We are strongly in favor of requiring high school students to learn American history before they can be handed a diploma, even if increasingly too much of what they are taught is a sanitized version, one reshaped to not offend a generation that seems to embrace victimhood.

American history, even when rewrapped, tells an incredible story of how an oppressed society took a journey over a treacherous ocean, started from nothing, and built the world’s greatest republic over a quincentenary plus a couple of decades. Doing so, yes, imperfectly, with plenty of victims along the way, American Indians having paid the heaviest price. But at the same time America provides an ideal that other countries have sought to emulate, giving us a better and more peaceful world. Our history should be remembered and celebrated.

That said, if some American history has to be jettisoned in order to provide room for a personal finance class as part of the required curriculum in North Carolina’s high schools, then we are good with it. We know of no measure that would come to any other conclusion than our future is more important than our history.

The state Board of Education, in an effort to meet a mandate by the General Assembly, last week dropped the number of American history courses required for graduation from two to one in order to make room for a personal finance class. The General Assembly’s decision to require the course did meet criticism, including among educators, but history is taught in earlier grades, and high school civics can be revamped to include more of it.

We see the personal finance class as critical for young people leaving high school, especially those who are headed to work, and not to further their education or to learn a marketable skill. In Robeson County, that need is much more so than in most places.

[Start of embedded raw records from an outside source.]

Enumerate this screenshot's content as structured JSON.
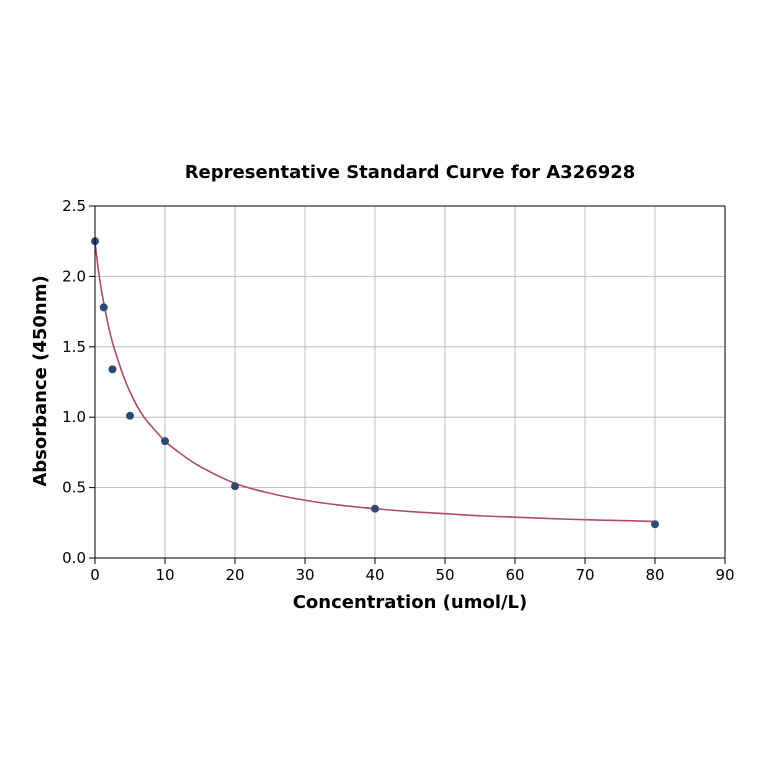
{
  "chart_data": {
    "type": "scatter",
    "title": "Representative Standard Curve for A326928",
    "xlabel": "Concentration (umol/L)",
    "ylabel": "Absorbance (450nm)",
    "xlim": [
      0,
      90
    ],
    "ylim": [
      0,
      2.5
    ],
    "xticks": [
      0,
      10,
      20,
      30,
      40,
      50,
      60,
      70,
      80,
      90
    ],
    "yticks": [
      0.0,
      0.5,
      1.0,
      1.5,
      2.0,
      2.5
    ],
    "xtick_labels": [
      "0",
      "10",
      "20",
      "30",
      "40",
      "50",
      "60",
      "70",
      "80",
      "90"
    ],
    "ytick_labels": [
      "0.0",
      "0.5",
      "1.0",
      "1.5",
      "2.0",
      "2.5"
    ],
    "grid": true,
    "series": [
      {
        "x": [
          0,
          1.25,
          2.5,
          5,
          10,
          20,
          40,
          80
        ],
        "y": [
          2.25,
          1.78,
          1.34,
          1.01,
          0.83,
          0.51,
          0.35,
          0.24
        ]
      }
    ],
    "fit_curve": {
      "x": [
        0,
        0.5,
        1,
        1.5,
        2,
        2.5,
        3,
        4,
        5,
        6,
        7,
        8,
        10,
        12,
        15,
        20,
        25,
        30,
        35,
        40,
        45,
        50,
        55,
        60,
        65,
        70,
        75,
        80
      ],
      "y": [
        2.25,
        2.04,
        1.88,
        1.75,
        1.63,
        1.53,
        1.45,
        1.3,
        1.18,
        1.08,
        1.0,
        0.94,
        0.83,
        0.75,
        0.65,
        0.53,
        0.46,
        0.41,
        0.375,
        0.35,
        0.33,
        0.315,
        0.3,
        0.29,
        0.28,
        0.272,
        0.266,
        0.26
      ]
    },
    "colors": {
      "points": "#2c4a74",
      "curve": "#b04a6e",
      "grid": "#b0b0b0",
      "axis": "#000000"
    }
  }
}
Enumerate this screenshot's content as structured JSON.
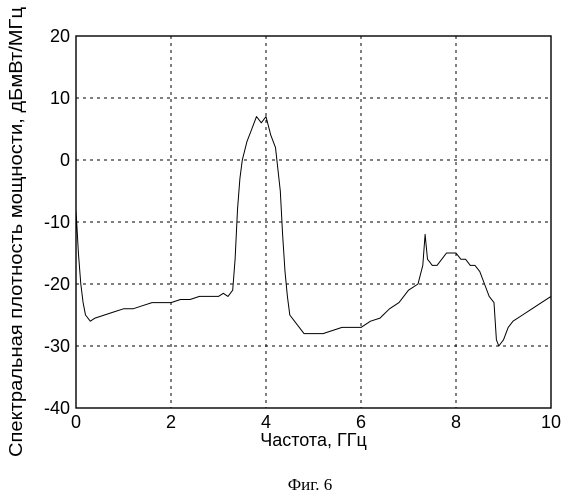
{
  "chart_data": {
    "type": "line",
    "title": "",
    "xlabel": "Частота, ГГц",
    "ylabel": "Спектральная плотность мощности, дБмВт/МГц",
    "xlim": [
      0,
      10
    ],
    "ylim": [
      -40,
      20
    ],
    "xticks": [
      "0",
      "2",
      "4",
      "6",
      "8",
      "10"
    ],
    "yticks": [
      "20",
      "10",
      "0",
      "-10",
      "-20",
      "-30",
      "-40"
    ],
    "grid": true,
    "series": [
      {
        "x": [
          0.0,
          0.05,
          0.1,
          0.15,
          0.2,
          0.3,
          0.4,
          0.6,
          0.8,
          1.0,
          1.2,
          1.4,
          1.6,
          1.8,
          2.0,
          2.2,
          2.4,
          2.6,
          2.8,
          3.0,
          3.1,
          3.2,
          3.3,
          3.35,
          3.4,
          3.45,
          3.5,
          3.6,
          3.7,
          3.8,
          3.9,
          4.0,
          4.1,
          4.2,
          4.3,
          4.35,
          4.4,
          4.45,
          4.5,
          4.6,
          4.7,
          4.8,
          5.0,
          5.2,
          5.4,
          5.6,
          5.8,
          6.0,
          6.2,
          6.4,
          6.6,
          6.8,
          7.0,
          7.2,
          7.3,
          7.35,
          7.4,
          7.5,
          7.6,
          7.7,
          7.8,
          7.9,
          8.0,
          8.1,
          8.2,
          8.3,
          8.4,
          8.5,
          8.6,
          8.7,
          8.8,
          8.85,
          8.9,
          9.0,
          9.1,
          9.2,
          9.4,
          9.6,
          9.8,
          10.0
        ],
        "y": [
          -8,
          -15,
          -20,
          -23,
          -25,
          -26,
          -25.5,
          -25,
          -24.5,
          -24,
          -24,
          -23.5,
          -23,
          -23,
          -23,
          -22.5,
          -22.5,
          -22,
          -22,
          -22,
          -21.5,
          -22,
          -21,
          -16,
          -8,
          -3,
          0,
          3,
          5,
          7,
          6,
          7,
          4,
          2,
          -5,
          -12,
          -18,
          -22,
          -25,
          -26,
          -27,
          -28,
          -28,
          -28,
          -27.5,
          -27,
          -27,
          -27,
          -26,
          -25.5,
          -24,
          -23,
          -21,
          -20,
          -17,
          -12,
          -16,
          -17,
          -17,
          -16,
          -15,
          -15,
          -15,
          -16,
          -16,
          -17,
          -17,
          -18,
          -20,
          -22,
          -23,
          -29,
          -30,
          -29,
          -27,
          -26,
          -25,
          -24,
          -23,
          -22
        ]
      }
    ]
  },
  "caption": "Фиг. 6"
}
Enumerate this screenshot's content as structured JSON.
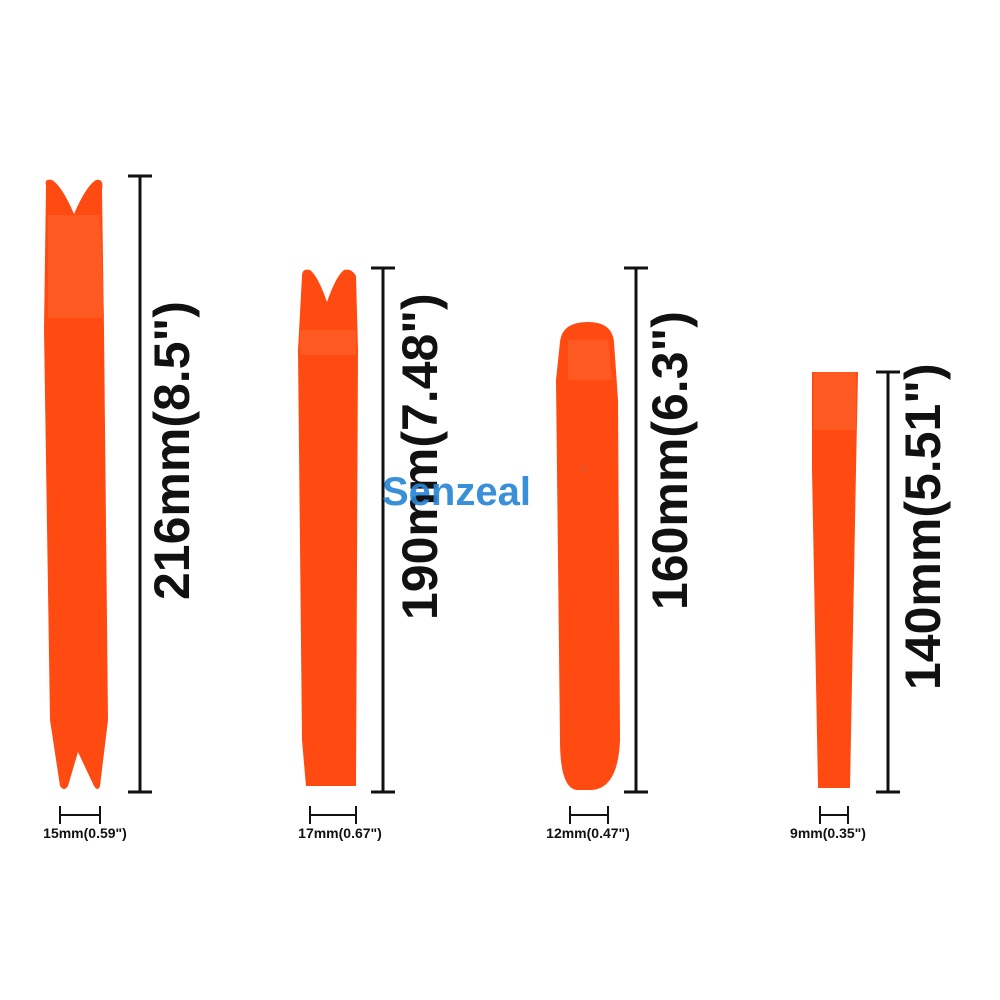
{
  "brand": {
    "name": "Senzeal",
    "mark": "®",
    "color": "#2a86d6"
  },
  "tool_color": "#ff4a12",
  "tools": [
    {
      "length_label": "216mm(8.5\")",
      "width_label": "15mm(0.59\")",
      "tip": "fork",
      "end": "fork"
    },
    {
      "length_label": "190mm(7.48\")",
      "width_label": "17mm(0.67\")",
      "tip": "fork",
      "end": "flat"
    },
    {
      "length_label": "160mm(6.3\")",
      "width_label": "12mm(0.47\")",
      "tip": "rounded",
      "end": "rounded"
    },
    {
      "length_label": "140mm(5.51\")",
      "width_label": "9mm(0.35\")",
      "tip": "flat",
      "end": "flat"
    }
  ]
}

This nation is swimming in a sea of debt that has been accumulated in a variety of ways, including through school loans, but generally a willingness to use credit to live beyond a person’s ability. In a world in which young people are easily preyed upon by those offering expensive credit, too often bad sense prevails, and the uninformed dig a financial hole that is deep and wide.

The course, we presume, would touch upon basic tenants such as credit, its importance, and how to protect it; home mortgages; the value of investing now, even modestly; and the miracle of compound interest.

The truth is, even in a county such as ours where a third of the population is trapped in poverty, living above that line is not difficult. It requires good decisions, which are within most people’s reach, and not hefty paychecks, which aren’t always.

Any young person who delays marriage, delays having children, acquires an education or a skill, and shows up at work to become valuable and dependable is likely to avoid poverty. In fact, we would argue the biggest cause of poverty in Robeson County is children, specifically, having them before the ability to take care of them.

We expect that any financial course would make that understood.

We are sure that high school students who take the course, pay attention, and try to apply it to their own decision-making will have a brighter financial future. The course holds great promise for Robeson County.